J’avais revêtu une cape noire pour me protéger de la pluie et , grâce à son imperméabilité , ma progression était moins fastidieuse . Je marchais ainsi durant toute la journée . Le pays béni de Terra avait un paysage qui ne changeait guère et une succesion de petits vallons perdus au milieu de cette immense plaine verdoyante donnait une certaine lassitude aux voyageurs . Car beaucoup de visiteurs se rendaient en ces lieux de pélerinage , surtout en cette période de guerre où plus d’un foyer avait connu le malheur . En effet , cette région de paisibles villages agriculteurs se démarquait des autres par ces monuments . La prière était un moyen comme un autres de se rassurer pour les moins cultivés . Pour d’autres , visiter les nombreux lieux de cultes liés à la déesse gardienne des étoiles étaient aussi une initiation vers de nouveaux espoirs de vivre en paix . Le temple principal de Terra en faisait parti car malgré son austérité , on était toujours assuré d’être accueilli tel un roi par les terranes qui ne vivaient que pour la paix . Il y avait également beaucoup plus de demeures des étoiles dans cette région que dans les autres coins de notre réalité . Celle près de notre temple n’était que l’une des plus modestes et bien souvent par commodité , chaque village avait sa propre demeure . Il y avait bien d’autres lieux encore que je n’avais jamais visités .

A la fin de la journée , j’étais arrivée au dernier village avant la frontière pour le pays d’Enis et , par nostalgie et supertistion , mes jambes ne me portèrent plus loin . Je devais par conséquent m’arrêter pour la nuit dans un lieu de repos . Je n’eus pas à chercher longtemps car , en explorant le village endormi, je pus ainsi découvrir une grange à l’abandon et cela suffisait amplement pour la voyageuse qui repartait le lendemain à l’aube . Heureusement la pluie avait cessé et en m’allongeant dans la grange , je découvrais de nouvelles sensations comme cette odeur de paille humide bien plus agréable que l’odeur récurrente des parfums utilisés frénétiquement au temple . Même le charme d’une nuit à la belle étoile était une découverte car un trou dans le toit de la grange laissait filtrer la faible lueur des étoiles . La pire crainte d’un cristallien était que la nuit ne lui tombe sur la tête car cela aurait signifié la fin du royaume accueuillant de Terra . L’éclat de deux étoiles au-dessus de ma tête me laissait espérer que depuis leur nouvelle demeure , Iria et la grande prêtresse me guideraient sur cette nouvelle voie .

Sentant le sommeil les prendre , mes yeux se fermèrent pour sombrer dans l’obscurité mais un éclair orange transperçant deux corps me les fit rouvrir plus tard en sursautant . La nuit était déjà bien avancée car je ne pouvais plus distinguer les deux étoiles au-dessus de ma tête . Me levant pour m’avancer vers le seuil de la grange , je constatait que le jour ne m’avait pas attendu puisqu’il se levait déjà dans le lointain . Un soupir s’échappa de ma gorge en constatant que les lanternes s’allumaient une à une dans les maisons . C’était si tentant la bonne odeur d’un foyer et la douceur d’une famille . Mais j’étais déjà trop engagée sur cette route .
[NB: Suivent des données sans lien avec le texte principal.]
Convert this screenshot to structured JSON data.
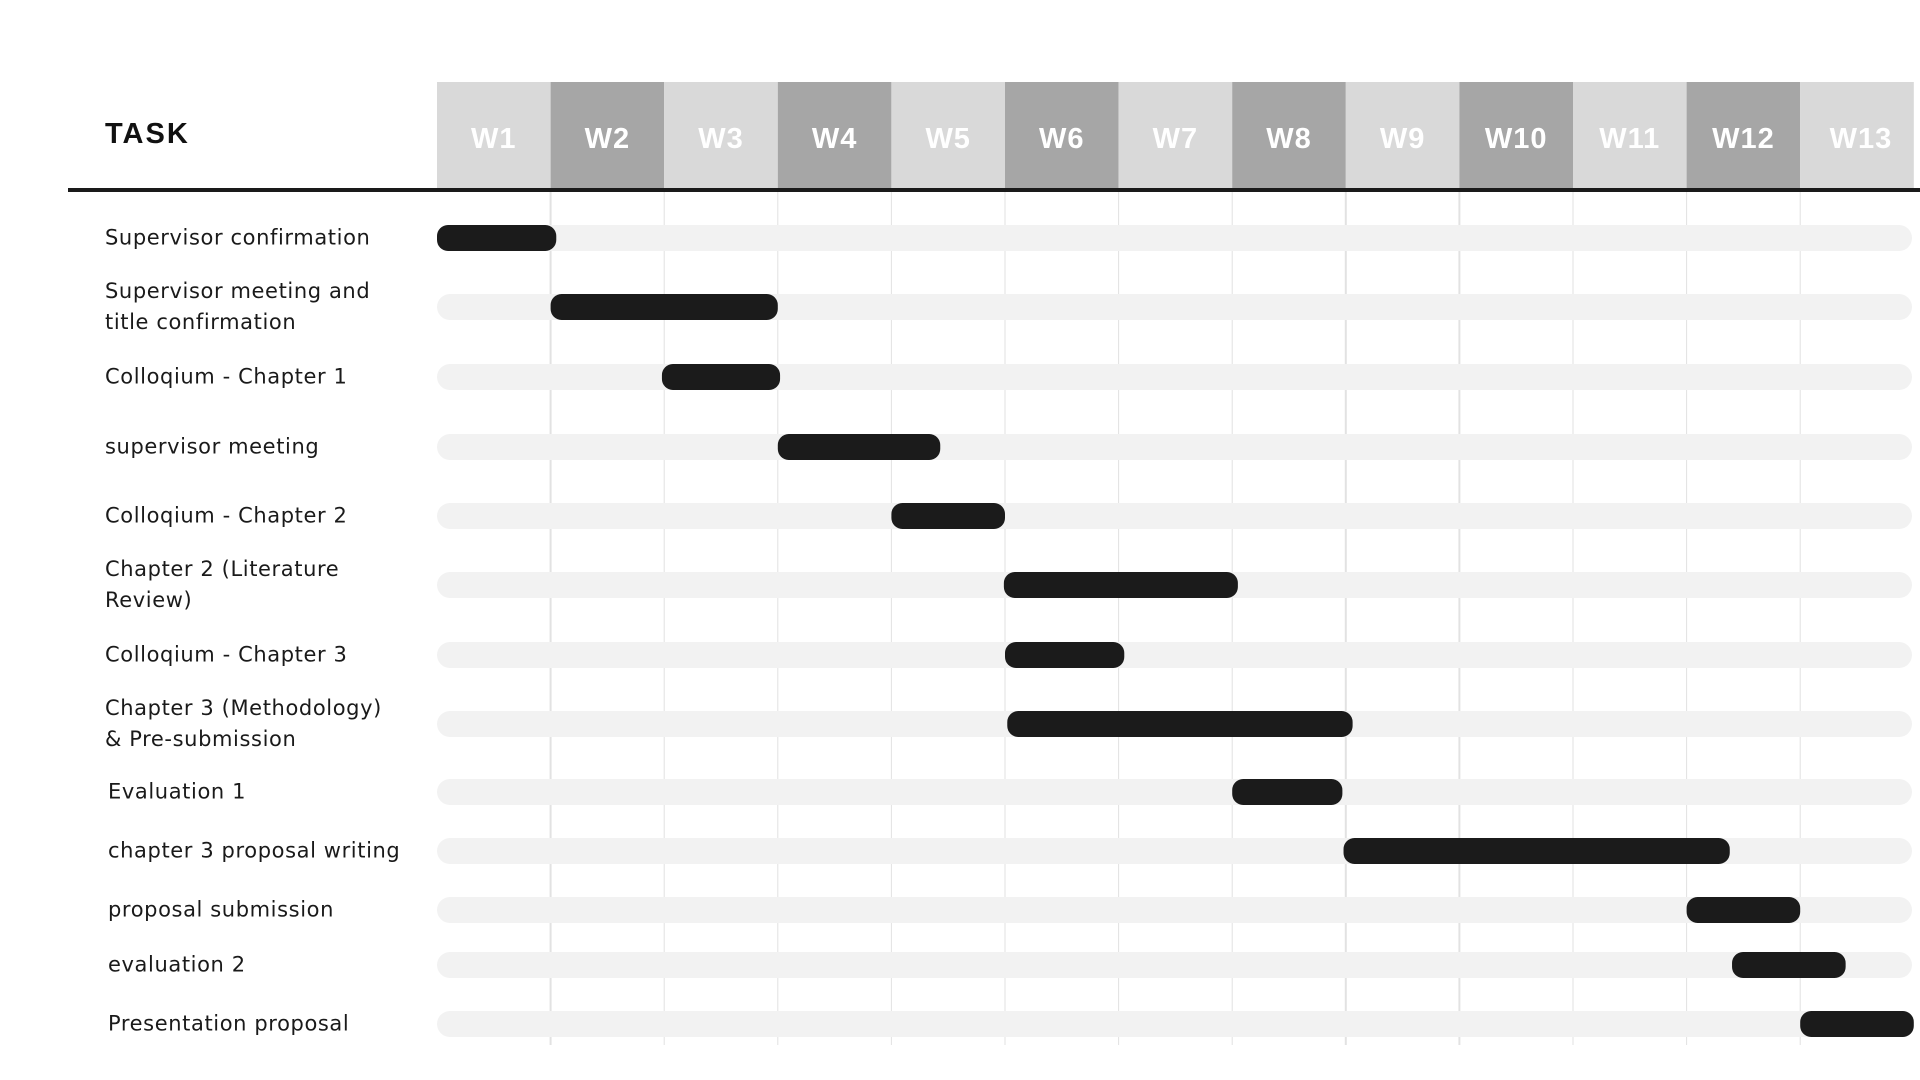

- Pourquoi tu fais ça , Lan ? Pourquoi ? Elles sont mortes et les connaissants , elles n’auraient pas voulu que tu leur sois redevable de quelque chose .

Mais des yeux me fixant comme pour affirmer mon propre échec me hantaient encore . Allons , cela ne servait à rien de s’apitoyer sur son sort . Il fallait au contraire avancer et agir et non pas imiter cette déesse qui ne daignait pas accorder de miracles à ses servantes . L’instant d’après , je remettais ma besace sur mon épaule et grignotant tout de même les fruits que j’avais ramassé la veille le long de la route . Je préférais économiser ignorant parfaitement le temps que durerait mon voyage jusqu’à destination : La capitale .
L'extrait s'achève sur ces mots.